Wie heißt es so schön? Der Zweck heiligt die Mittel. Es war nicht nur die rabenschwarze und völlig titellose Vorsaison, sondern auch die Tatsache, dass die Königlichen dem Erzrivalen aus Barcelona die letzten Jahre in LaLiga hinterher hecheln mussten, die sicherlich zum Umdenken geführt hatte. Bis auf die königliche Meisterschaft 2017 war man kaum noch in der Lage, ein ernsthaftes Wörtchen im Titelrennen mitzusprechen. “Wir standen lange nicht mehr an der Spitze”, erkannte auch Kapitän Ramos den aktuellen Höhenflug als ungewohntes Gefühl an. Zu wenig Konstanz gegen vermeintlich schwache Gegner hatte zu häufig Punkte gekostet. Während man bei Highlight-Spielen in der Champions League noch voll fokussiert schien, mangelte es zu häufig im Liga-Alltag an der Punkteausbeute – vor allem auch weil die Defensive wackelte. Zeit für einen Tapetenwechsel…

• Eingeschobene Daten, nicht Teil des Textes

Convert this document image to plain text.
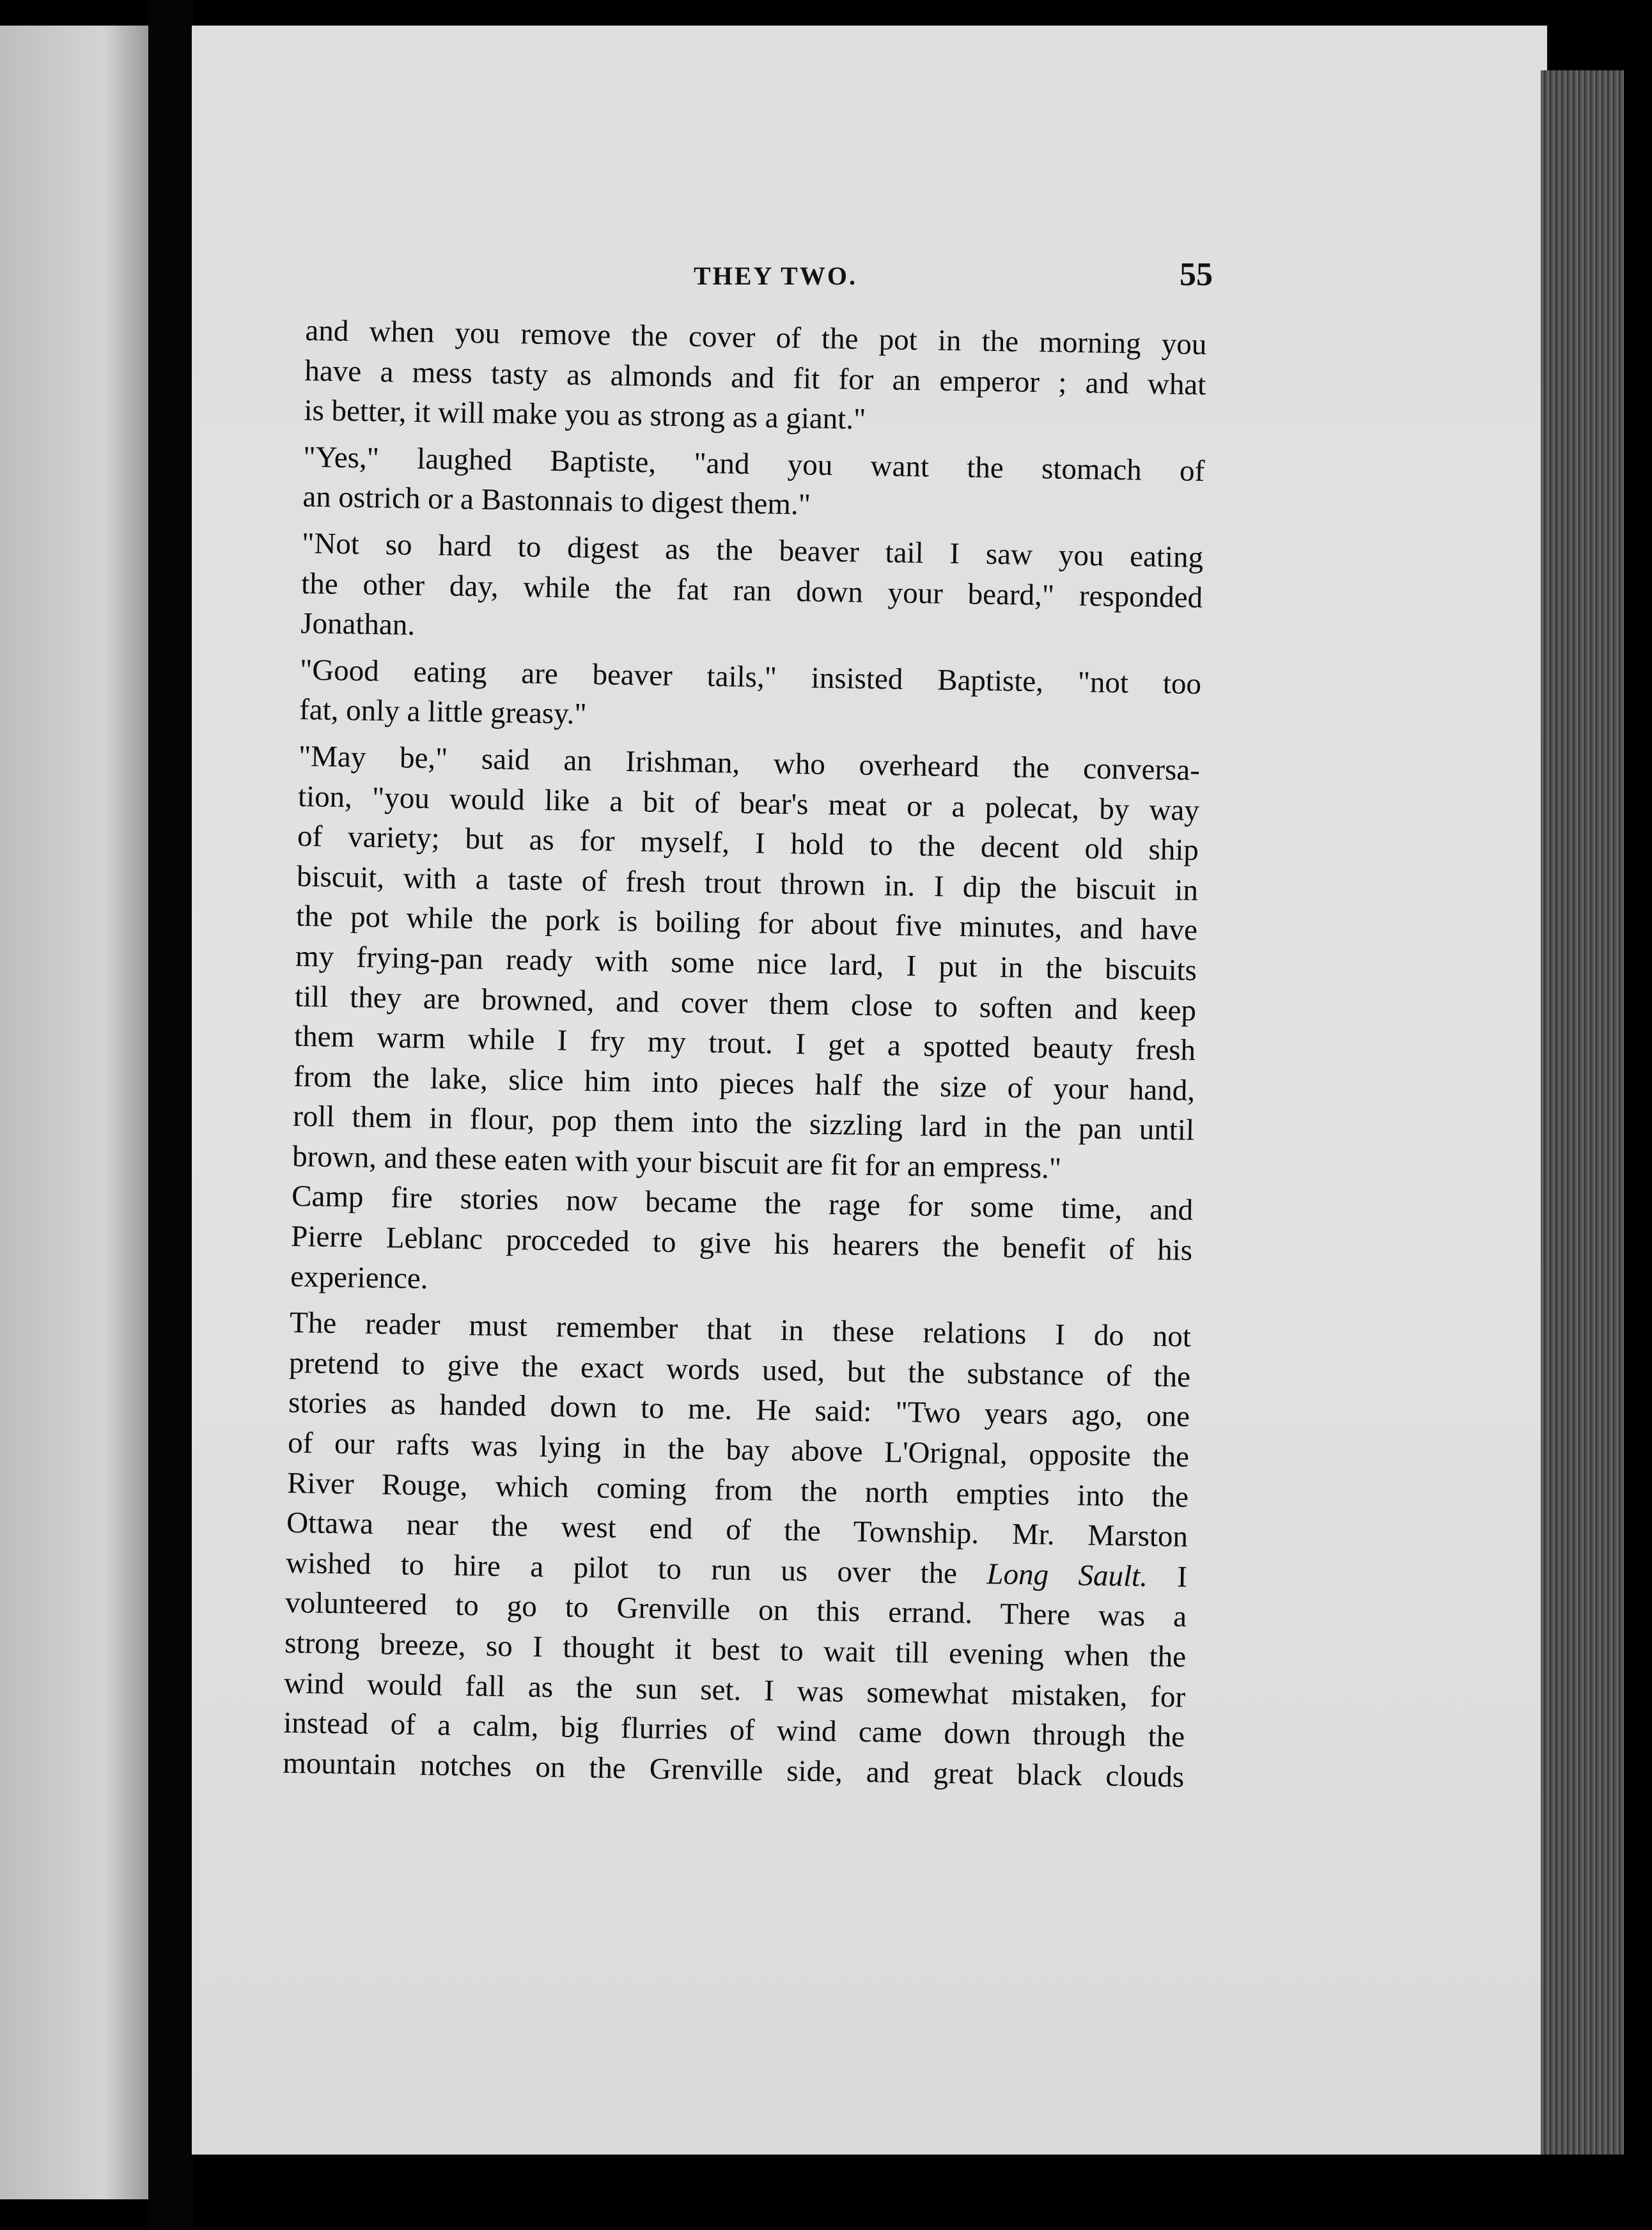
THEY TWO.	55
and when you remove the cover of the pot in the morning you
have a mess tasty as almonds and fit for an emperor ; and what
is better, it will make you as strong as a giant."
"Yes," laughed Baptiste, "and you want the stomach of
an ostrich or a Bastonnais to digest them."
"Not so hard to digest as the beaver tail I saw you eating
the other day, while the fat ran down your beard," responded
Jonathan.
"Good eating are beaver tails," insisted Baptiste, "not too
fat, only a little greasy."
"May be," said an Irishman, who overheard the conversa-
tion, "you would like a bit of bear's meat or a polecat, by way
of variety; but as for myself, I hold to the decent old ship
biscuit, with a taste of fresh trout thrown in. I dip the biscuit in
the pot while the pork is boiling for about five minutes, and have
my frying-pan ready with some nice lard, I put in the biscuits
till they are browned, and cover them close to soften and keep
them warm while I fry my trout. I get a spotted beauty fresh
from the lake, slice him into pieces half the size of your hand,
roll them in flour, pop them into the sizzling lard in the pan until
brown, and these eaten with your biscuit are fit for an empress."
Camp fire stories now became the rage for some time, and
Pierre Leblanc procceded to give his hearers the benefit of his
experience.
The reader must remember that in these relations I do not
pretend to give the exact words used, but the substance of the
stories as handed down to me. He said: "Two years ago, one
of our rafts was lying in the bay above L'Orignal, opposite the
River Rouge, which coming from the north empties into the
Ottawa near the west end of the Township. Mr. Marston
wished to hire a pilot to run us over the Long Sault. I
volunteered to go to Grenville on this errand. There was a
strong breeze, so I thought it best to wait till evening when the
wind would fall as the sun set. I was somewhat mistaken, for
instead of a calm, big flurries of wind came down through the
mountain notches on the Grenville side, and great black clouds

“Zizou” wurde schließlich zum Architekten des Umbruchs, vielen Übungsleitern hätte man diesen Prozess des Umdenkens bei den Blancos auch nicht zumuten können. Doch der Fußball-Schöngeist von einst fand die Balance und Zidane hat seine Truppe richtig eingestellt, geht bewusst weg vom “Hurra-Fußball” vergangener Tage und lässt taktisch geprägten, vor allem aber auch ergebnisorientierten Fußball spielen, wie es mustergültig der 1:0-Arbeitssieg vom vergangenen Wochenende gegen Real Valladolid beweist. Es war der sechste LaLiga-Triumph in Folge, womit die Ansage des Trainers aus dem April 2019, “die Liga wird unsere Priorität”, fett unterstrichen wurde. Nicht ohne Grund beschrieb der Franzose seine Meisterschaft 2017 als schönsten und wichtigsten Titel seiner Amtszeit, in welcher er immerhin auch dreimal die Königsklasse gewinnen konnte.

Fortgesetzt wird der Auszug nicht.